Sikap politik tegas disampaikan Megawati dalam penutupan Rapat Kerja Nasional (Rakernas) I Tahun 2026 di Ancol, Jakarta, Senin (12/1/2026).
Dihadapan ribuan kadernya, Megawati mengungkapkan partainya secara fundamental menolak setiap wacana untuk mengembalikan mekanisme pemilihan kepala daerah (Pilkada) kepada DPRD.
Megawati menekankan penolakan tersebut bukanlah sekadar strategi politik praktis.
“Ini sikap ideologis, sikap konstitusional, dan sikap historis,” ujar Megawati dengan tegas.
Dalam kesempatan itu Megawati menegaskan landasan hukum untuk mempertahankan Pilkada langsung sejatinya semakin kokoh dengan terbitnya Putusan Mahkamah Konstitusi (MK) Nomor 110/PUU-XXIII/2025.
Sehingga kedaulatan rakyat harusnya tidak oleh direduksi.
Berdasarkan putusan MK tersebut,kata Presiden ke 5 ini Pilkada kini menganut pemilihan umum yang harus memenuhi asas langsung, umum, bebas, rahasia, jujur, dan adil.
“Artinya, Pilkada harus dilaksanakan secara langsung oleh rakyat,” tutur Megawati.
Dengan demikian, lanjut Megawati, wacana Pilkada melalui DPRD tidak hanya bertentangan dengan semangat Reformasi, akan tetapi juga bertentangan dengan putusan MK yang bersifat final dan mengikat.
Dalam penutupan rakernas itu juga Megawati mengingatkan sejatinya Pilkada langsung merupakan salah satu pencapaian besar dari gerakan Reformasi 1998.
Untuk itu, sistem pilkada jika dikembalikan kepada mandat pemilihan kepada DPRD, bagi Megawati sebuah bentuk kemunduran demokrasi yang tidak bisa diterima.

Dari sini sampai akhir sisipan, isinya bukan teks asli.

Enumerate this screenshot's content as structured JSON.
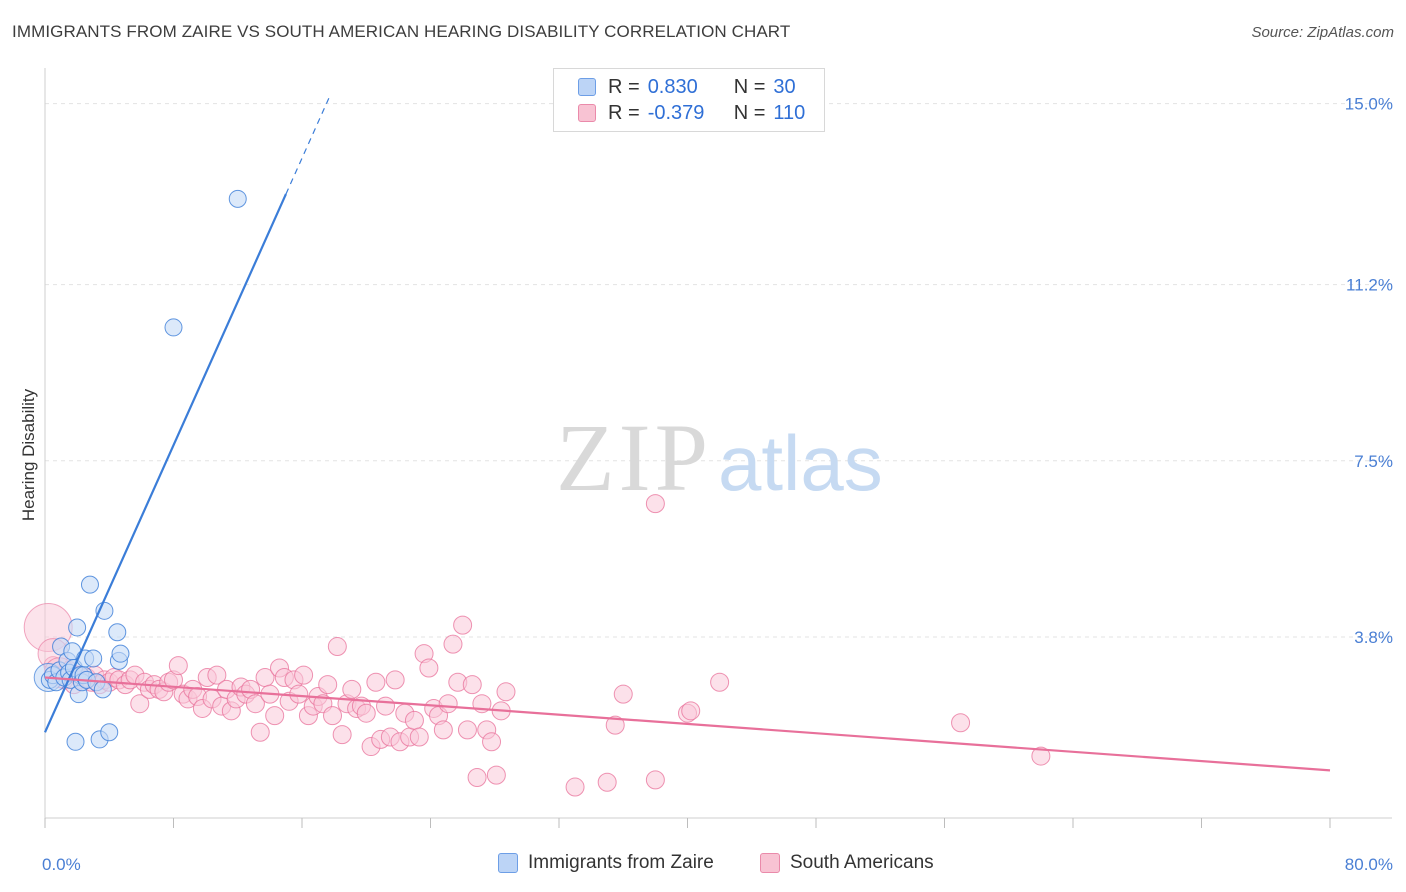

Dengan demikian, Megawati menyerukan kepada seluruh kader untuk terus mengawal hak konstitusional rakyat. Sebab itu menjadi bagian komitmen ideologis agar demokrasi di Indonesia tidak mundur ke belakang.
“Reformasi bukan untuk dibatalkan secara perlahan. Reformasi harus dijaga, diperkuat, dan disempurnakan,” tandas Megawati. (Red/gus).